Over the last century Alaska’s average annual temperature has risen 3.1 degrees fahrenheit and the overall trend continues to increase, according to data from Noaa’s National Centers for Environmental Information.
Scientists have attributed the retreat, melting and thinning of glaciers over the last century to Earth’s warming climate. Alaska’s glaciers are among the fastest-melting glaciers on Earth and have been in steep decline since the late 1980s, according to the Alaska Climate Science Center.
On the record amounts of water now threatening Juneau, Rick Thoman, Alaska climate specialist at the Alaska Center for Climate Assessment and Policy, told Climate.gov, Noaa reported: “Without climate change, there is no reason to think that this would be happening on the Mendenhall Glacier, then in the lake, and downriver.”
An outburst in August 2023 sent record amounts of water into Mendenhall Lake and down Mendenhall River toward Juneau, inundating areas that had not experienced flooding before, the NWS office in Juneau said at the time, causing significant erosion.
The Mendenhall Glacier is about 12 miles from Juneau and considered a popular tourist attraction. Juneau lies 800 miles from Anchorage, where Donald Trump and the Russian president, Vladimir Putin, are due to meet on Friday to discuss the war in Ukraine.

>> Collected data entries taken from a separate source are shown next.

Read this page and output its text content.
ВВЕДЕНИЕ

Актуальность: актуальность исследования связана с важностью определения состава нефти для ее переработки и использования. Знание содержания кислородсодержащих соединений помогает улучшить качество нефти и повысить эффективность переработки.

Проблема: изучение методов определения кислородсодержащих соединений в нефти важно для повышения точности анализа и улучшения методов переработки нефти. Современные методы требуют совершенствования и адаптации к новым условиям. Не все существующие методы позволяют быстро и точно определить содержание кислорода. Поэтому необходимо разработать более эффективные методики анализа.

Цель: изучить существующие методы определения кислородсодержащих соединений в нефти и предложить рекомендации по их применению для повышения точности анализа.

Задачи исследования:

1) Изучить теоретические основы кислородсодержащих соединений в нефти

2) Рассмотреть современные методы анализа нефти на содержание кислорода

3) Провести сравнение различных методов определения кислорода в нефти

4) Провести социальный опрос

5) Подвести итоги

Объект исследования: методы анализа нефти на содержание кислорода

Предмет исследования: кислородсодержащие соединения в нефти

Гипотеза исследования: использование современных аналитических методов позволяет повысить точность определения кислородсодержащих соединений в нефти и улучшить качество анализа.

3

Flooding from the glacier has become an annual concern for almost 15 years, and in recent years has swept away houses and swamped hundreds of homes.
It is blamed on the retreat of a smaller glacier near Mendenhall Glacier – a casualty of the heating climate – and left a basin that fills with rainwater and snowmelt each spring and summer.
When the water creates enough pressure, it forces its way under or around the ice dam created by the blue ice Mendenhall glacier.
The Mendenhall was originally named Sitaantaagu (“the Glacier Behind the Town”) or Aak’wtaaksit (“the Glacier Behind the Little Lake”) by the Tlingit Indians, but later called Auke (Auk) Glacier, for the Auk Kwaan band of Tlingit Indians, by naturalist John Muir. It was renamed in 1892 for Thomas Corwin Mendenhall, who had helped determine the boundary between Canada and Alaska. It is considered a relic of the little ice age that lasted until the mid-18th century and is now receding at about 100 to 150 feet a year.